Thursday, February 22, 2007

Reaction to Fiction Section of Humor Me

A short story must, in a limited amount of space, create a scene and characters with a past, present, and future. It inevitably has to leave some things out, details to be extrapolated by the reader. I think finding a balance between providing the reader enough specifics and letting them fill the gaps for themselves is a very hard thing to accomplish. That is why I paid particular attention to the shorter works by Ray Gonzalez. I especially liked his story ‘The Glass Eye”. “The Glass Eye” leaves many things unexplained. It presents us with a character, Folio, who has a glass eye but doesn’t explain anything about how he got it. When another character, a pretty girl in a yellow bikini, comes to his door and gives him another artificial eye, one that changes her appearance greatly, the reader is faced with many questions. I had to wonder, “Who is the girl in relation to Folio?”, “What is the magic of the new eye?”, “Which form is the girl’s true form?”, and “Why does Folio love the girl in her second form, when she is obese?” I think the great value of this story is that these questions are left explicitly unanswered. Gonzalez purposefully paints us a bizarre scene and then abandons us to interpret it as we will.
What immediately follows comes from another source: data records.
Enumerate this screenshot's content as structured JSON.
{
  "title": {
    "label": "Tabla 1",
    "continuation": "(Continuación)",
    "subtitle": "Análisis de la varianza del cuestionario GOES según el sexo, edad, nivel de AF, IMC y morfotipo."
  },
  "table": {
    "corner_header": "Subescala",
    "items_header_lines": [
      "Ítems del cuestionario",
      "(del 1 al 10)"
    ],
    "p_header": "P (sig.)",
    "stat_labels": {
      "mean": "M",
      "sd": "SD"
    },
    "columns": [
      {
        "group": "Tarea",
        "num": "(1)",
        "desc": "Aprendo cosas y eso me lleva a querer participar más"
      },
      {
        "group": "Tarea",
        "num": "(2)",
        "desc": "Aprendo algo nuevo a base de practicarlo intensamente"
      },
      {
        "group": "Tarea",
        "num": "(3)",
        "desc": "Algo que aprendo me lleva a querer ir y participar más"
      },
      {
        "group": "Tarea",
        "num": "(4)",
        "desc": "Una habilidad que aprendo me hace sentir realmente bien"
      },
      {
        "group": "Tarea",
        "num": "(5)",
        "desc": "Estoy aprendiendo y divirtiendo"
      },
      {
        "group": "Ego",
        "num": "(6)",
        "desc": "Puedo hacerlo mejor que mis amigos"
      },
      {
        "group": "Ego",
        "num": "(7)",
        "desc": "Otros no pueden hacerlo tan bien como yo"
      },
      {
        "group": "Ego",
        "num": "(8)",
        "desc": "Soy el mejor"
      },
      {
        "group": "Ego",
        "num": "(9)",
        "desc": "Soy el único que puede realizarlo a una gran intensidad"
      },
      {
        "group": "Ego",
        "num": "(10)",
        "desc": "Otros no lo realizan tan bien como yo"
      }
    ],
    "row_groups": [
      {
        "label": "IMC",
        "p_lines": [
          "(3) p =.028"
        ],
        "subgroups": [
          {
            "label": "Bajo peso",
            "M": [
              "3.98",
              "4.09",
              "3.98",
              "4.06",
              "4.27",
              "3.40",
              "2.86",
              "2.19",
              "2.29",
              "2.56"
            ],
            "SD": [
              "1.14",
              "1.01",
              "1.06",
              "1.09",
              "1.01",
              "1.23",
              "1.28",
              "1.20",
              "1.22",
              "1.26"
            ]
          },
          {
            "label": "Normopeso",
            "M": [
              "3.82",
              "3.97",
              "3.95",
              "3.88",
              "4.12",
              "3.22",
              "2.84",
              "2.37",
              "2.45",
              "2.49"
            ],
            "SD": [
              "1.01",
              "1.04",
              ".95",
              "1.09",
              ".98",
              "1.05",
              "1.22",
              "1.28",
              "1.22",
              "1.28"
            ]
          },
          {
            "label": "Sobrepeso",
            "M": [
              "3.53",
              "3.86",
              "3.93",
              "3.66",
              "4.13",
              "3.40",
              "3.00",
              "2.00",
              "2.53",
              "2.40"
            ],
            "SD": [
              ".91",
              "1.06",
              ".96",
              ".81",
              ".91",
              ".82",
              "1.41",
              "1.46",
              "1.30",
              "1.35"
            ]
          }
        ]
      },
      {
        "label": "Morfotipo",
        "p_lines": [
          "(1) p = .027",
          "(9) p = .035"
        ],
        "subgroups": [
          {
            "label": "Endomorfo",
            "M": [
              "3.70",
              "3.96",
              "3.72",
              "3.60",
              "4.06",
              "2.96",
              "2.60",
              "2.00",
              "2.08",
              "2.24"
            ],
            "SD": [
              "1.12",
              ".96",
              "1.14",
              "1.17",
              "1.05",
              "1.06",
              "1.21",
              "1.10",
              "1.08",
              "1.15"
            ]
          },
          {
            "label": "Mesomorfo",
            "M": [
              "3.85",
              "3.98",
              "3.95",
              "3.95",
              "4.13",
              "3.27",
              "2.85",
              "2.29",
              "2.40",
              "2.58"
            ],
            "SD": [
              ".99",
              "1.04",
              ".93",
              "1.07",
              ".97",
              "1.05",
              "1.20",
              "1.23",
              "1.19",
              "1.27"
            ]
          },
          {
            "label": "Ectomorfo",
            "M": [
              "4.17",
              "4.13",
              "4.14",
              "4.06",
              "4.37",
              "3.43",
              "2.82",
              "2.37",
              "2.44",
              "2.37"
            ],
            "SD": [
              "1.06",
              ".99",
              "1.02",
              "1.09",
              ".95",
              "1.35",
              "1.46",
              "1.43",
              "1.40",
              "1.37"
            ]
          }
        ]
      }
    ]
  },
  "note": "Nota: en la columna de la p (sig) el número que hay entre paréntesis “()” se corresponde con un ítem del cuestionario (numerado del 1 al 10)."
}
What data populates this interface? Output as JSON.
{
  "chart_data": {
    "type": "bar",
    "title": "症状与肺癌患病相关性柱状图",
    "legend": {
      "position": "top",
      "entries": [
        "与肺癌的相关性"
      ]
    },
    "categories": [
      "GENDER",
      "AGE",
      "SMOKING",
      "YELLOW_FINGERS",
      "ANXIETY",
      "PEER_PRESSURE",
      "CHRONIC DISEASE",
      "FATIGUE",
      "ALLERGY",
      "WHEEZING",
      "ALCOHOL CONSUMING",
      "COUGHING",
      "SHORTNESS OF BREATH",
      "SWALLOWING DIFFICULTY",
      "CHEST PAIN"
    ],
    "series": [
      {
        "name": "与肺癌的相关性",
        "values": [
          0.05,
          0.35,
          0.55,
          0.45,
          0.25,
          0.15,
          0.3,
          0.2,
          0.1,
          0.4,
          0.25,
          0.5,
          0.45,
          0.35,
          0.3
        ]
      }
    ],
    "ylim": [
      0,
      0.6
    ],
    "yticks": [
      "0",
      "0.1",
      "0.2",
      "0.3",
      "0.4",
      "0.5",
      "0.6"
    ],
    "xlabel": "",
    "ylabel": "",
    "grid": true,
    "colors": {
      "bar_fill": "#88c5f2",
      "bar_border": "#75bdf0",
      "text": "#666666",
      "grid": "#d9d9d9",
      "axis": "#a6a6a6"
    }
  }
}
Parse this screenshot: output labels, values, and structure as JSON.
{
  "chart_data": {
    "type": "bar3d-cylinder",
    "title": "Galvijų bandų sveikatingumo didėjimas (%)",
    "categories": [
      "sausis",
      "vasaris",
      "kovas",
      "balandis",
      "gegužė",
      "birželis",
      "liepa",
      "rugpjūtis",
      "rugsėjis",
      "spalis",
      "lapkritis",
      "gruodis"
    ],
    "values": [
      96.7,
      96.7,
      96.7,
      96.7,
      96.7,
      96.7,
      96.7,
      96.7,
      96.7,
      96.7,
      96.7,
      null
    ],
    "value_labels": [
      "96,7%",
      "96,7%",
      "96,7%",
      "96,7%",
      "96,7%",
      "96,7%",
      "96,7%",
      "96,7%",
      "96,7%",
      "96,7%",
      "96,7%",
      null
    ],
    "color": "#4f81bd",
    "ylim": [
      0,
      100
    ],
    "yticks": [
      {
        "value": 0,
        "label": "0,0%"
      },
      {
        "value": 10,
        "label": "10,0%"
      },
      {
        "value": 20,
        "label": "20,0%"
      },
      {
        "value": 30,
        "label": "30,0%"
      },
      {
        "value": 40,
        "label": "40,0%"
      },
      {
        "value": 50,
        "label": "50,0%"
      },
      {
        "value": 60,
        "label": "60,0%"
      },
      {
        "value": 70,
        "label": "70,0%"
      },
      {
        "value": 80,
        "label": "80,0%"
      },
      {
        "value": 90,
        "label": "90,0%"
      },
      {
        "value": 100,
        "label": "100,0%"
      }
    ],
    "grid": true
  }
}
Overall, I found the content of the fiction section of Humor Me to be strange and surprisingly somber. The stories did not strike me as humorous at all. Rather many left me feeling puzzled about their strange plots and sad at the unjust order of the world they created. For example I was very troubled by Daniel Chacon’s story “Godoy Lives”. In it Juan, crosses the border pretending to be a man named Miguel Godoy but then when he encounters Godoy’s family he assumes the role of Godoy and abandons his old life and his family. It was very disturbing to think of a person actually doing what Juan does in this story, and it was all the more troubling because Chacon creates a realistic character in Juan, a man who simply chooses the easy way out, in the dilemma he is presented. I liked this story because it challenged my assumptions that Juan would make the morally righteous decision to tell the truth about his identity or return to his wife at some point in the story.

The entire book Humor Me also presents an interesting perspective since it is “an anthology of humor by writers of color”, so the issue of race pervades even the stories like the two I discussed, that are seemingly not racially charged.